Agus tampil dengan gaya eksentriknya yang khas. Ia memakai sarung yang bagian tengahnya dijahit sehingga mirip celana-rok atau kulot, dipadu sepatu kets. Atasannya berupa kemeja koko hitam lengan panjang. Rambutnya yang berantakan ditutup topi model newsboy.
Festival Koeli Kontrak menampilkan kesenian rakyat ketoprak dor di Kebun Saentis, Kecamatan Percut Sei Tuan, Kabupaten Deli Serdang, Sumatera Utara, Sabtu (14/1/2023). Festival itu digarap oleh Agus Susilo dan Ayub El Hamzah.
Agus mengenal seni pertunjukan sejak ia duduk di SMA Negeri 1 Binjai tahun 1998. Ketika itu, ia ditantang gurunya untuk menyeimbangkan otak kanan dan kiri. Di sekolah ia dikenal pintar Matematika, Fisika, dan ilmu eksakta lain. Ia lalu ikut lomba puisi di Universitas Sumatera Utara dan Taman Budaya Sumut. ”Saya mendapat juara di lomba-lomba puisi itu,” kata Agus.
Agus semakin cinta pada seni pertunjukan. Saat melanjutkan kuliah di Jurusan Jurnalistik Sekolah Tinggi Ilmu Komunikasi Pembangunan, Medan, ia bergabung dengan komunitas teater di kampus dan Taman Budaya Sumut. Pada awal tahun 2000-an, seni pertunjukan berada di puncak kepopulerannya di Sumut.
Di kampus-kampus muncul kelompok teater. Mereka menulis karya hingga latihan di kampus. Agus sendiri awalnya bergabung dengan Teater Lentera. Tidak jarang Agus dan anak teater lain harus menginap di kampus.
Tahun 2005, Agus keluar dari kampus lalu membuka Teater Rumah yang akhirnya berubah nama menjadi Teater Rumah Mata. Ia sempat meninggalkan kampus hingga kembali lagi pada 2011 untuk menamatkan kuliahnya setelah 11 tahun.
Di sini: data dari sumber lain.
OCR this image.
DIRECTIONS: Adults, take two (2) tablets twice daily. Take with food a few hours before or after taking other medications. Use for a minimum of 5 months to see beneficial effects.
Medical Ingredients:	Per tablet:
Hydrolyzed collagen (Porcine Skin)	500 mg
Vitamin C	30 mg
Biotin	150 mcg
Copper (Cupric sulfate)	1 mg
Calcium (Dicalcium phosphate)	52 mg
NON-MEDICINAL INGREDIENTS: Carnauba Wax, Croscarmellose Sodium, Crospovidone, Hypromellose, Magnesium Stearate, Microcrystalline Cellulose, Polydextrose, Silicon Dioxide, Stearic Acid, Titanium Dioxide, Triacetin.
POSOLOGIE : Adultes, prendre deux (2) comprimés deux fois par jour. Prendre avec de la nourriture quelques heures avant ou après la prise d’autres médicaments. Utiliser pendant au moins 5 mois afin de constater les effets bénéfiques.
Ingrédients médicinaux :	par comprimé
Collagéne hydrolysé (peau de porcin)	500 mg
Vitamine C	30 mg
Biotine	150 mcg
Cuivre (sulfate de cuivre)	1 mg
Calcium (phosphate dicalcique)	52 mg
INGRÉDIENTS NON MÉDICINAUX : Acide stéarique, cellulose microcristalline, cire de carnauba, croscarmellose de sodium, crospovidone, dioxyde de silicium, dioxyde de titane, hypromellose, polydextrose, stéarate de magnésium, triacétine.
Kesetiaan pada dunia seni pertunjukan benar-benar diuji setelah keluar dari kampus. Sebagian besar anak teater akan meninggalkan panggung pertunjukan setelah tamat kuliah karena tidak menjanjikan secara ekonomi. Mereka memilih bekerja di perusahaan atau menjadi pegawai di instansi pemerintahan.
”Banyak yang melarikan diri dari teater karena masalah perut. Aku pernah mencoba lari, tetapi ada yang hilang dari diriku: spirit hidup dan jiwa,” kata Agus.
Ia pun memutuskan tetap berkarya di tengah keterbatasan ekonomi dan fisik. Agus lahir sebagai difabel dengan keterbatasan anggota gerak bawah. Ia pernah makan sekali sehari hanya dengan ikan asin selama berbulan-bulan. Dedek Wanti, panggilan akrab Herawanti, pernah menggadaikan cincin emas terakhirnya agar pertunjukan teater Agus tetap bisa dilaksanakan.
Banyak yang melarikan diri dari teater karena masalah perut. Aku pernah mencoba lari, tetapi ada yang hilang dari diriku: spirit hidup dan jiwa.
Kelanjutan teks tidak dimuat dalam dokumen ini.